Tuesday morning, he reached out to Trautz and Montpelier city manager Bill Fraser offering help. Within hours he was tapping into his network of friends and family and Trautz dubbed him the “volunteer coordinator” of the space.

“It was remarkable how quickly things came together,” Walke said.

He initially sent out four emails a day with updates and requests (that eventually got consolidated down to a couple a week) and created a Google form for people to fill out asking for help. He was able to use that information to connect the thousands of volunteers who immediately signed up with those who needed their help. He set up tracking systems, including a Google spreadsheet, a website for signing up volunteers, and a Google Voice phone system to take messages. The whole thing meant that those at the sign-in table at the hub had information immediately available to connect volunteers, while prioritizing the most urgent needs.

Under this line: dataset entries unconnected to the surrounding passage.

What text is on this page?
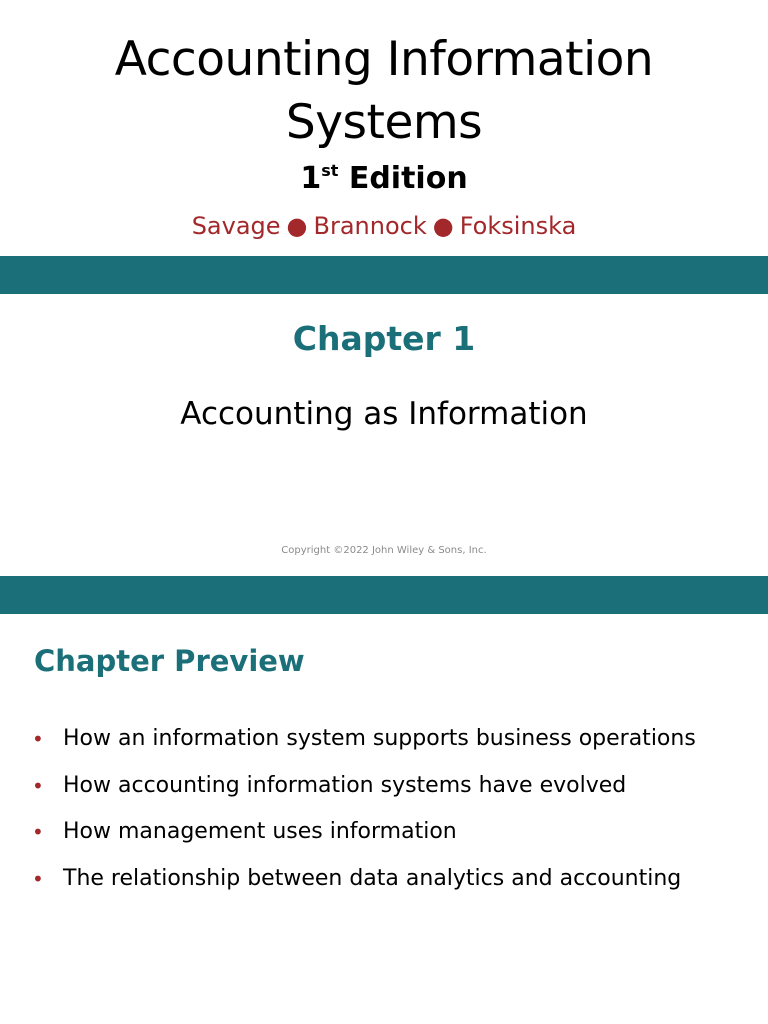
Accounting Information
Systems
1st Edition
Savage ● Brannock ● Foksinska
Chapter 1

Accounting as Information

Copyright ©2022 John Wiley & Sons, Inc.
Chapter Preview
• How an information system supports business operations
• How accounting information systems have evolved
• How management uses information
• The relationship between data analytics and accounting
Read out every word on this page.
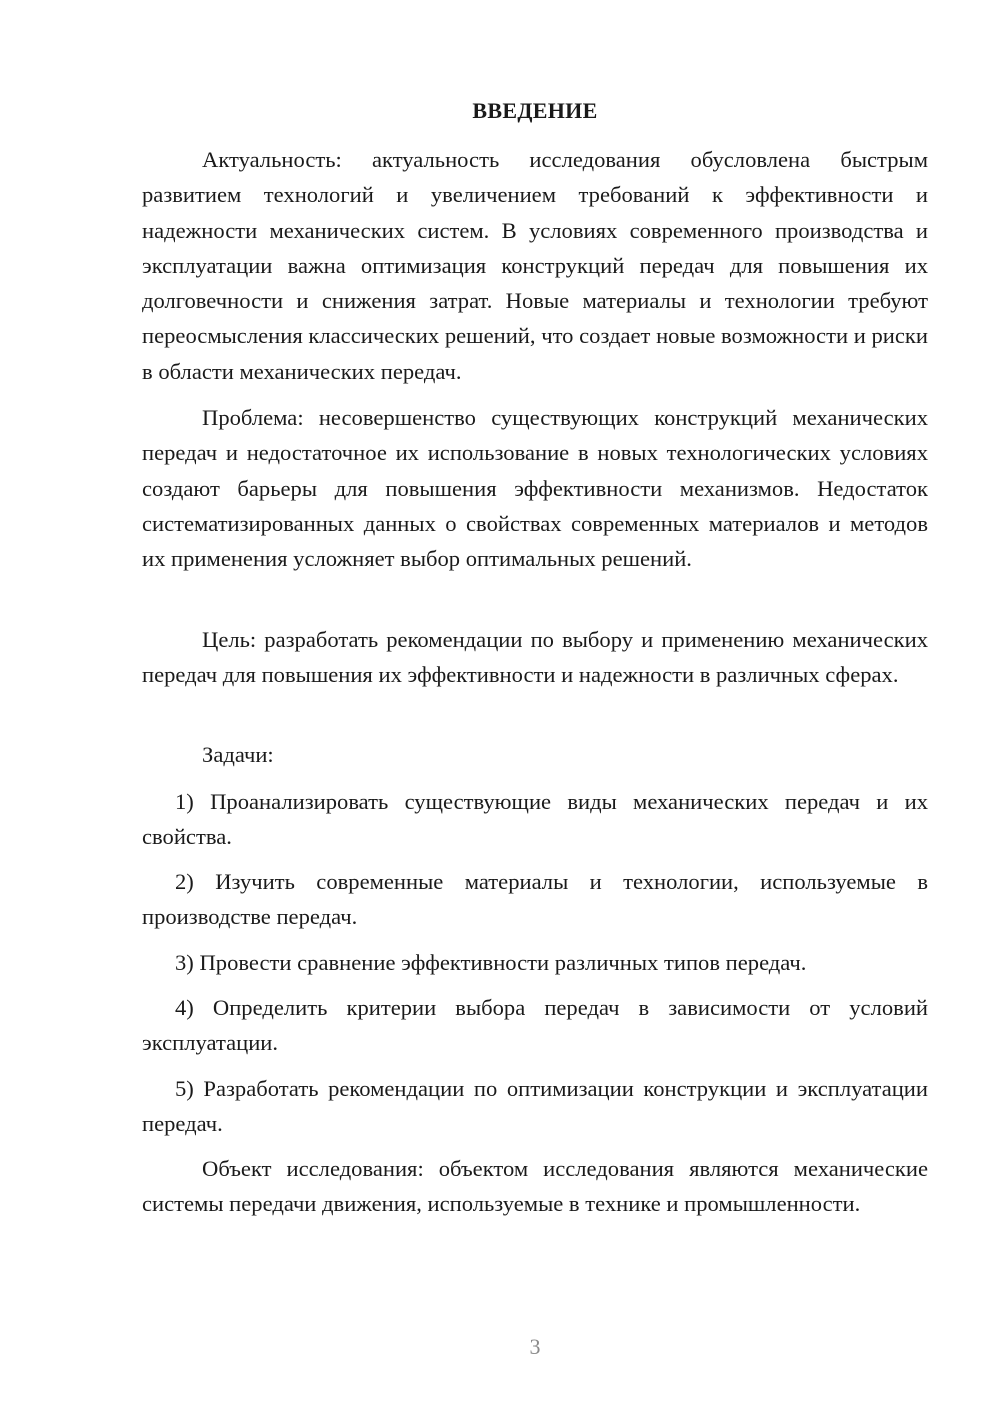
ВВЕДЕНИЕ

Актуальность: актуальность исследования обусловлена быстрым развитием технологий и увеличением требований к эффективности и надежности механических систем. В условиях современного производства и эксплуатации важна оптимизация конструкций передач для повышения их долговечности и снижения затрат. Новые материалы и технологии требуют переосмысления классических решений, что создает новые возможности и риски в области механических передач.

Проблема: несовершенство существующих конструкций механических передач и недостаточное их использование в новых технологических условиях создают барьеры для повышения эффективности механизмов. Недостаток систематизированных данных о свойствах современных материалов и методов их применения усложняет выбор оптимальных решений.

Цель: разработать рекомендации по выбору и применению механических передач для повышения их эффективности и надежности в различных сферах.

Задачи:

1) Проанализировать существующие виды механических передач и их свойства.

2) Изучить современные материалы и технологии, используемые в производстве передач.

3) Провести сравнение эффективности различных типов передач.

4) Определить критерии выбора передач в зависимости от условий эксплуатации.

5) Разработать рекомендации по оптимизации конструкции и эксплуатации передач.

Объект исследования: объектом исследования являются механические системы передачи движения, используемые в технике и промышленности.

3
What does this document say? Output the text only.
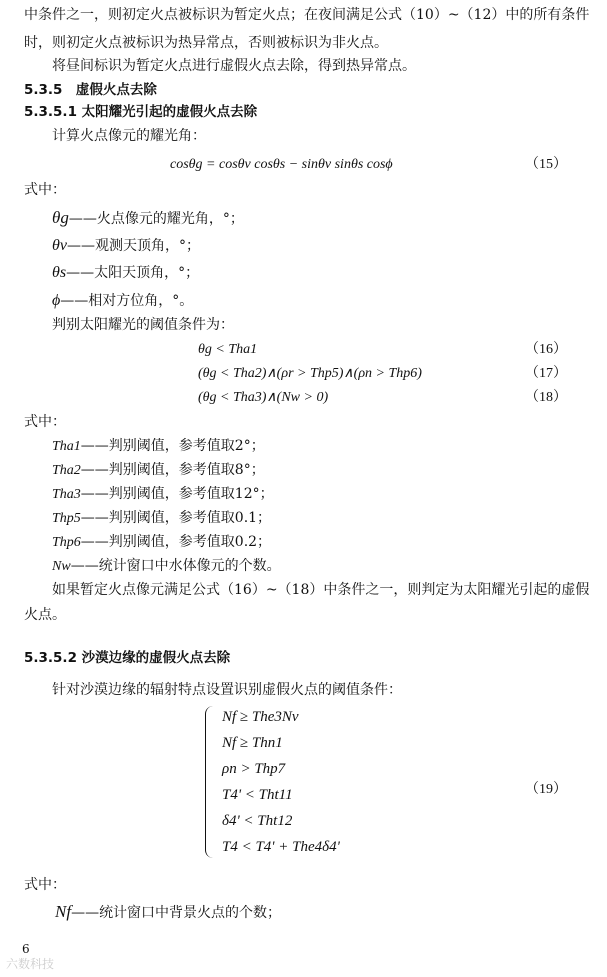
中条件之一，则初定火点被标识为暂定火点；在夜间满足公式（10）~（12）中的所有条件
时，则初定火点被标识为热异常点，否则被标识为非火点。
将昼间标识为暂定火点进行虚假火点去除，得到热异常点。
5.3.5　虚假火点去除
5.3.5.1 太阳耀光引起的虚假火点去除
计算火点像元的耀光角：
cosθg = cosθv cosθs − sinθv sinθs cosϕ	（15）
式中：
θg——火点像元的耀光角，°；
θv——观测天顶角，°；
θs——太阳天顶角，°；
ϕ——相对方位角，°。
判别太阳耀光的阈值条件为：
θg < Tha1	（16）
(θg < Tha2)∧(ρr > Thp5)∧(ρn > Thp6)	（17）
(θg < Tha3)∧(Nw > 0)	（18）
式中：
Tha1——判别阈值，参考值取2°；
Tha2——判别阈值，参考值取8°；
Tha3——判别阈值，参考值取12°；
Thp5——判别阈值，参考值取0.1；
Thp6——判别阈值，参考值取0.2；
Nw——统计窗口中水体像元的个数。
如果暂定火点像元满足公式（16）~（18）中条件之一，则判定为太阳耀光引起的虚假
火点。
5.3.5.2 沙漠边缘的虚假火点去除
针对沙漠边缘的辐射特点设置识别虚假火点的阈值条件：
Nf ≥ The3Nv
Nf ≥ Thn1
ρn > Thp7
T4' < Tht11
δ4' < Tht12
T4 < T4' + The4δ4'
（19）
式中：
Nf——统计窗口中背景火点的个数；
6
六数科技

It also allowed them to put together a larger crew of volunteers when needed, for those big cleanout jobs, like Boyce’s.

Montpelier Youth Conservation Corps

But the “real amazing work force” Walke said, was the Montpelier Youth Conservation Corps (MYCC), a group of 16 local teenagers who thought they were going to spend their summer building park trails and instead found themselves at the heart of one of the biggest disasters the city has ever seen.

Supervised by Ellsworth, they “shifted from their normal focus on building trails to mucking out basements and running our supply tent and doing deliveries to people who needed water and tools. They were incredible,” he said.

Montpelier Youth Conservation Corps members, from left, Cole Saunders, Jay Borland, and Erin Kelley walking down Main Street toward the hub during a flood-cleanup work day on July 12, 2023. Photo by John Lazenby. 
“They were only two weeks into their six-week session when the flood happened. They were able to pivot on a dime to flood relief instead of doing conservation work,” said Ellsworth. “The flood happened on a Monday and on Tuesday instead of going to the park, they just went downtown. Without them I don’t think any of this would have happened.”

After July 11, a routine began: Ellsworth arrived at the hub around 8 a.m. and the youth crew showed up by 8:30.

“First thing we did was send multiple crews around town to canvas all of downtown and surrounding neighborhoods to find out what was needed that day … That took a couple of hours to walk around and talk to people.”

While the MYCC crew canvassed downtown, Ellsworth, Trautz and Walke set up the hub, moving supplies from the recreation center on Barre Street where they were stashed each night, back to the open-air hub site.

Even with thousands of volunteers and the many people operating the hub, not to mention dozens of people making and serving free food every day for three weeks, Ellsworth credits the bulk of the work to the crew of local youths.

“The impact of our Parks staff, AmeriCorps members, and the MYCC crew members cannot be understated in the flood relief effort,” he said. “None of what happened in Montpelier as far as coordination of volunteers, supplies, and food would have been possible without their efforts. Those folks deserve all the credit and recognition for the success of our local efforts.”

As of Aug. 7, the hub is still open, Ellsworth said, “and we plan to keep it going in some form or another as long as there is a need.”